Rafinha: Im Grunde will ich so weiterspielen wie jetzt, meinen offensiven Stil als Außenverteidiger aber noch verfeinern. Ich will immer besser werden. Also hoffe ich, mit 28 weiter zu sein als heute.

kicker: Für Ihre Tempodribblings und exakten Flanken bekommen Sie regelmäßig Szenenapplaus. Haben Sie diese Präzision gelernt oder ist das Talent? Rafinha: Bei meinem letzten Verein Coritiba wurde extrem viel Wert auf diese Dinge gelegt. Ich kam mit 16 dorthin, habe dann aber schon schnell im Profibereich gespielt. Es ging überhaupt alles schnell: Ich war nur 18 Monate Profi, da klappte schon der Wechsel nach Europa.

kicker: Dabei gab es vor dem Transfer auch auf Schalke kritische Stimmen, ob ein so kleiner und schmächtiger Spieler in Deutschland in einer Abwehr bestehen könne. Wie schaffen Sie es?

Rafinha: In Brasilien wurde auch so gedacht: Der kleine Rafinha da außen, der kann uns keine großen Probleme machen, glaubten die Gegner. Zum Glück gelang es mir immer, die körperlichen Unterschiede durch Schnelligkeit, Aggressivität und mein Flinksein zu kompensieren. Ich habe auch schon oft gedacht: Mein Gott, meine Gegner sind ganz schöne Brocken. Aber mit der richtigen Spielweise gibt es einen Weg, dem standzuhalten.

kicker: Nach Ihren guten Spielen in der Champions League haben wir in der Ranglisten-Konferenz des kicker diskutiert, ob Sie schon internationale Klasse verkörpern. Für uns sind Sie auf dem Sprung dorthin - eine richtige Einschätzung?
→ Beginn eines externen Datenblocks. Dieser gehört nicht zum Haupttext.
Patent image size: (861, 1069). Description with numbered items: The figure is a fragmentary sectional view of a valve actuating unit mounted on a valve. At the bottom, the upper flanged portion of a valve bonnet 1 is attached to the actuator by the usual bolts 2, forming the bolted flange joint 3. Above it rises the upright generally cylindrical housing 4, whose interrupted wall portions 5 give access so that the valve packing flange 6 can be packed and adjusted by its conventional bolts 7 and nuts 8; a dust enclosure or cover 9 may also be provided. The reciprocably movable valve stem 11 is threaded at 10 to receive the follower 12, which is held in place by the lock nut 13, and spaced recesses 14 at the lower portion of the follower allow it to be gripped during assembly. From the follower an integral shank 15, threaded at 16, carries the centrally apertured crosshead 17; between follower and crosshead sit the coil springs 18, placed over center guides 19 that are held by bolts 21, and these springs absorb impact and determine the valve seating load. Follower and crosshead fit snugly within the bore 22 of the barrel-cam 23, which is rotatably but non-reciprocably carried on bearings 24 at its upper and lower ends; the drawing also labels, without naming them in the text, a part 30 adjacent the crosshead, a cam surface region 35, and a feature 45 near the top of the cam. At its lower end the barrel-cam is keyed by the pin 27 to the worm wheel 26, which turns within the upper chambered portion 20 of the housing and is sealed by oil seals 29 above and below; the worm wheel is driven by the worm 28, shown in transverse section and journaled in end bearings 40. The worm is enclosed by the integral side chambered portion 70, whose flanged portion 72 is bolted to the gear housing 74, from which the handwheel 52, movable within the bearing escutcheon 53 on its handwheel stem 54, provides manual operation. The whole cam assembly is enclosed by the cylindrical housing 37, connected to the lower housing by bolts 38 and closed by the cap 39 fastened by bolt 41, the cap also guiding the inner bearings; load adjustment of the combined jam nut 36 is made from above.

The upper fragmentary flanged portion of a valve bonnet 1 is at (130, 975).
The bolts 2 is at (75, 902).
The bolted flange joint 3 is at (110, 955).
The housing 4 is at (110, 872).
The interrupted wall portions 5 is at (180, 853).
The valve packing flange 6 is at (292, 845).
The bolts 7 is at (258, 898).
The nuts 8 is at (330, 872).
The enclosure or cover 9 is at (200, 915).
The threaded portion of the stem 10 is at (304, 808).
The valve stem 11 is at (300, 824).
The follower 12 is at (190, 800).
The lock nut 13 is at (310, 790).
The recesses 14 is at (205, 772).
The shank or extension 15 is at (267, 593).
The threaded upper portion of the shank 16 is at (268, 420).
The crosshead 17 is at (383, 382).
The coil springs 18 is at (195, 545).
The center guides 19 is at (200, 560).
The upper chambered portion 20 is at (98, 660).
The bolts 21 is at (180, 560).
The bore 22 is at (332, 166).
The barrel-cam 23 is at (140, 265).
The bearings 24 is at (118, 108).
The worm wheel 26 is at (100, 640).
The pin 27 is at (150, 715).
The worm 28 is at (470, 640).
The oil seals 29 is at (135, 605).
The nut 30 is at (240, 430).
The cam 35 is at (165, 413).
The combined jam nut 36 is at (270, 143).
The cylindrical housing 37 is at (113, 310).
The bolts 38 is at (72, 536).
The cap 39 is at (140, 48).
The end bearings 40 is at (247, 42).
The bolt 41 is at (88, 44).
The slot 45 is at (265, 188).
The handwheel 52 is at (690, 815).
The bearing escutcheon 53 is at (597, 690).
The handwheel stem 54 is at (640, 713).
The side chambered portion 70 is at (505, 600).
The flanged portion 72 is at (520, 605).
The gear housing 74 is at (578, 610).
Rafinha: Mich hat diese Einstufung gefreut, ich sehe sie als Kompliment. Klar, manchmal überlegt man sich selbst, wo man steht. Ich denke: Wenn ich den Sprung in die brasilianische Nationalmannschaft geschafft habe, gehöre ich zur höchsten Kategorie. Alle Spieler der Selecao sind Weltklasse oder internationale Klasse. Jetzt ist wichtiger, dass ich mein Spiel weiter verbessere. Vielleicht kann ich nächstes Jahr schon einen kleinen Sprung machen, wenn ich die Mannschaften und Gegner hier besser kenne.

kicker: Viele Brasilianer haben in Deutschland Eingewöhnungsprobleme. Warum machten Sie den Eindruck, dass Sie von der ersten Woche an munter losspielten?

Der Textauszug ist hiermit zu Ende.